Männer im Konflikt
Kaum etwas verändert das Leben eines Mannes so sehr wie die Nachricht, dass er ein Kind gezeugt hat. Doch nicht jeder möchte Vater werden. Nicht jetzt, nicht unter diesen Umständen. Oder vielleicht doch? Was tun?
Häufig gestellte Fragen
Haben auch Männer Anspruch auf eine kostenlose Schwangerschaftskonfliktberatung?
Nach dem Schwangerschaftskonfliktgesetz kann sich jede Frau und jeder Mann kostenlos zu Fragen der Sexualaufklärung, Verhütung und Familienplanung sowie in allen Belangen einer Schwangerschaft beraten lassen. Dazu zählen auch Hilfen bei einem Schwangerschaftskonflikt. Die Beratungsstellen unterliegen der Schweigepflicht. Das gilt auch, wenn die Ratsuchenden minderjährig sind. Informationen über Einrichtungen, die Schwangerschaftskonfliktberatung durchführen, halten die Wohlfahrts- und Familienverbände, die Kirchen und Sozial- oder Gesundheitsämter bereit. Ratsuchende können auch über die Beratungsstellensuche auf diesen Internetseiten eine geeignete Beratungsstelle in räumlicher Nähe finden und direkt Kontakt aufnehmen.
Kann eine Frau zu einem Schwangerschaftsabbruch oder zum Austragen einer Schwangerschaft gezwungen werden?
Das Grundgesetz verpflichtet den Staat, ungeborenes menschliches Leben zu schützen. Schon allein deshalb kann niemand eine Frau zwingen, einen Schwangerschaftsabbruch vornehmen zu lassen.
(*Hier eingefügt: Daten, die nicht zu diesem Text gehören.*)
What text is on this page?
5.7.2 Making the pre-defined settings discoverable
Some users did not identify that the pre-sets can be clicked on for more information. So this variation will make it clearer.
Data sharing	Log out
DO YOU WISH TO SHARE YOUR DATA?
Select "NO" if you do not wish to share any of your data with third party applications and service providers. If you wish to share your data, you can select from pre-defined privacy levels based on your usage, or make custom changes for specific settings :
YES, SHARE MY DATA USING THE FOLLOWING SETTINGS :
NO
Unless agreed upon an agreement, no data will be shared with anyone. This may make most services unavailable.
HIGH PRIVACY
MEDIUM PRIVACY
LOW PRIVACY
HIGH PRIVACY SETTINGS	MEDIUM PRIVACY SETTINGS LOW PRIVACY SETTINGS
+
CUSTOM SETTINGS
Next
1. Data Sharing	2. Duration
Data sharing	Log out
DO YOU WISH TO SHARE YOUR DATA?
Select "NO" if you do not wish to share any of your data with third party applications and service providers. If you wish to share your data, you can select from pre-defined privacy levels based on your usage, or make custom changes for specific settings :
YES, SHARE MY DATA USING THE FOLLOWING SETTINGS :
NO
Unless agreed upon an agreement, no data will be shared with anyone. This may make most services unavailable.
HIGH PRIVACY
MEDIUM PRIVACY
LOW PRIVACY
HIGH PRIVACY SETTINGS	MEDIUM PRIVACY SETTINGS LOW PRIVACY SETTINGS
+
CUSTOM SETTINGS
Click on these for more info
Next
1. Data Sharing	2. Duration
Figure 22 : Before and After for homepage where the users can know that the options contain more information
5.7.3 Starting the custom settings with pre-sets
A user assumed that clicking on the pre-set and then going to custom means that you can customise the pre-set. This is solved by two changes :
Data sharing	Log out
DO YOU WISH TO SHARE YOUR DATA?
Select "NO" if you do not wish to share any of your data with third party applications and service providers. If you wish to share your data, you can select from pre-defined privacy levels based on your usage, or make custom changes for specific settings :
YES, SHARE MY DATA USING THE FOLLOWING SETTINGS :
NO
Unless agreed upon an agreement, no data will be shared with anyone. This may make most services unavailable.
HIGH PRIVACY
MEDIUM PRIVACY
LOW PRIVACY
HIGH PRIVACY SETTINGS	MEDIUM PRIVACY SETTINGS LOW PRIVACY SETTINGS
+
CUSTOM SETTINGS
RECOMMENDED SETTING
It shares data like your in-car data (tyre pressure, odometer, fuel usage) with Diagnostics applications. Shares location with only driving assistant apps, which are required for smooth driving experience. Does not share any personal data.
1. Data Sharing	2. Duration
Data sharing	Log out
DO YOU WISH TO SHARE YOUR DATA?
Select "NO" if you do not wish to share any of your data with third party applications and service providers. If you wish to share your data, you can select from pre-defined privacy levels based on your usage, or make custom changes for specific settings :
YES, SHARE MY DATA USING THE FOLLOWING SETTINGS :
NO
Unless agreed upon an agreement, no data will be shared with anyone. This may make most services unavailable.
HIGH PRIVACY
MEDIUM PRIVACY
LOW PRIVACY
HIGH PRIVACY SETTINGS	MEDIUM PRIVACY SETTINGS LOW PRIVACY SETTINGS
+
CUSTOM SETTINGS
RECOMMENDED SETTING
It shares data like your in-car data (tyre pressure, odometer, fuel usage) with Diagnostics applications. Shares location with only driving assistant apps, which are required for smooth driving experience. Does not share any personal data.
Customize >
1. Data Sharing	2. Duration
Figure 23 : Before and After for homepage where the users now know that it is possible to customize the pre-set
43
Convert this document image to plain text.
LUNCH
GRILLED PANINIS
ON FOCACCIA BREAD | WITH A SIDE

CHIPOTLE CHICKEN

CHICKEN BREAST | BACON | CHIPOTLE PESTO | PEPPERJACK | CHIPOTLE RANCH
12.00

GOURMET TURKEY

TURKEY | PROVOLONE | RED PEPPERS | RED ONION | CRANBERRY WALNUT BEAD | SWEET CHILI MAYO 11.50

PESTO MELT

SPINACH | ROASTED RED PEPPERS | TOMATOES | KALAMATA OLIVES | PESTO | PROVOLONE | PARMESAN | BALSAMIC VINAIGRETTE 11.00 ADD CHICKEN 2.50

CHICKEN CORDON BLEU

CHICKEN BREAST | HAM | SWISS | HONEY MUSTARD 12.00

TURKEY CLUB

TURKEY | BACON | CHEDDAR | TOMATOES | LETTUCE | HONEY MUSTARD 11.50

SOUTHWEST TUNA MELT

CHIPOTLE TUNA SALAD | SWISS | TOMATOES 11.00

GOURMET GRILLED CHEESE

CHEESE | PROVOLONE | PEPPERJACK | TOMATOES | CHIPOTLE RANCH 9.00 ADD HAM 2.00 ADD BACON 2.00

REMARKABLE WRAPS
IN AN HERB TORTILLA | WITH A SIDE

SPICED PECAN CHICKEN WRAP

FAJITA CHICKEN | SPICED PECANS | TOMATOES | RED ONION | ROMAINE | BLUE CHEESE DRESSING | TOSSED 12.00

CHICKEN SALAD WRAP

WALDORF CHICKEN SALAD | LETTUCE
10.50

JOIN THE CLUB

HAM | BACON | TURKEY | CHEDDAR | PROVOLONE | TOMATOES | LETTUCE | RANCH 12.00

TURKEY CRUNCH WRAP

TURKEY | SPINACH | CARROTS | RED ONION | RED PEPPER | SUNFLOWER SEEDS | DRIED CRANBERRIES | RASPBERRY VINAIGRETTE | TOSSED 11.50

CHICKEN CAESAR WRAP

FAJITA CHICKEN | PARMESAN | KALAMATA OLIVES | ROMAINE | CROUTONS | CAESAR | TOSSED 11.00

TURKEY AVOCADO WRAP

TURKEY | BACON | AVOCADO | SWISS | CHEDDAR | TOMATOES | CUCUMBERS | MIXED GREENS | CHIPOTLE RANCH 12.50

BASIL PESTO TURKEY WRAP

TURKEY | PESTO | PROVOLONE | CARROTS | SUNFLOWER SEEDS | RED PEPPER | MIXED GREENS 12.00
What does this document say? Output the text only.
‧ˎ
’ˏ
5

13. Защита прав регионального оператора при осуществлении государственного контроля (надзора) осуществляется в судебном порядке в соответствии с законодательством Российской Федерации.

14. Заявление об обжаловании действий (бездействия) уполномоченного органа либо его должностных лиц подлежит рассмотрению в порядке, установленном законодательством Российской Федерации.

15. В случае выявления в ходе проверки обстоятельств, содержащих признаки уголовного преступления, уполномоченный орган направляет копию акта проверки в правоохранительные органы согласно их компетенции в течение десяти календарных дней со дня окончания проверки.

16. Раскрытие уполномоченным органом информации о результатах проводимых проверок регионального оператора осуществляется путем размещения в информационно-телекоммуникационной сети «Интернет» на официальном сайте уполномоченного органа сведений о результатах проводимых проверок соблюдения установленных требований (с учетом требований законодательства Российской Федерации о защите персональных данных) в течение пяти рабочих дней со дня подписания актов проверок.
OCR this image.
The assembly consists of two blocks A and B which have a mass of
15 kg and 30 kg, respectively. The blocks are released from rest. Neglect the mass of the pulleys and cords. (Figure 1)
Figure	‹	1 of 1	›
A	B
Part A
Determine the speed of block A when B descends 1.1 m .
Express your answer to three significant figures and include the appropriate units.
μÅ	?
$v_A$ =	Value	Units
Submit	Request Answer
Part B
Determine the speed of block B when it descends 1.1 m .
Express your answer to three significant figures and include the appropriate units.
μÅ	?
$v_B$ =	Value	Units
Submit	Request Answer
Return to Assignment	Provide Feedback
Laut Gesetz macht sich jede Person strafbar (sei es der Ehemann, die Eltern oder andere Dritte), die eine Schwangere mit Gewalt oder durch Drohung mit einem empfindlichen Übel zu einem Abbruch der Schwangerschaft nötigt (§ 240 Absatz 4 Ziffer 2 StGB). Ebenso wenig können Frauen gezwungen werden, eine Schwangerschaft auszutragen. Zwar besteht das Grundrecht eines ungeborenen Kindes auf Unversehrtheit auch gegenüber seiner Mutter. Deshalb ist ein Schwangerschaftsabbruch nach geltendem Gesetz rechtswidrig, wenn keine medizinische oder kriminologische Indikation vorliegt.
Er bleibt jedoch innerhalb der ersten zwölf Wochen der Schwangerschaft straffrei, wenn die Frau den Abbruch verlangt und an einer Schwangerschaftskonfliktberatung bei einer anerkannten Schwangerschaftskonfliktberatungsstelle teilnimmt.
Diese so genannte Beratungsregelung folgt der Erkenntnis, dass ungeborenes menschliches Leben nur mit der Frau und nicht gegen sie geschützt werden kann.
Auch wer einer Schwangeren zum Unterhalt verpflichtet ist und ihr diesen Unterhalt in verwerflicher Weise vorenthält und dadurch den Abbruch der Schwangerschaft bewirkt, erfüllt einen Straftatbestand (§ 170 Absatz 2 StGB).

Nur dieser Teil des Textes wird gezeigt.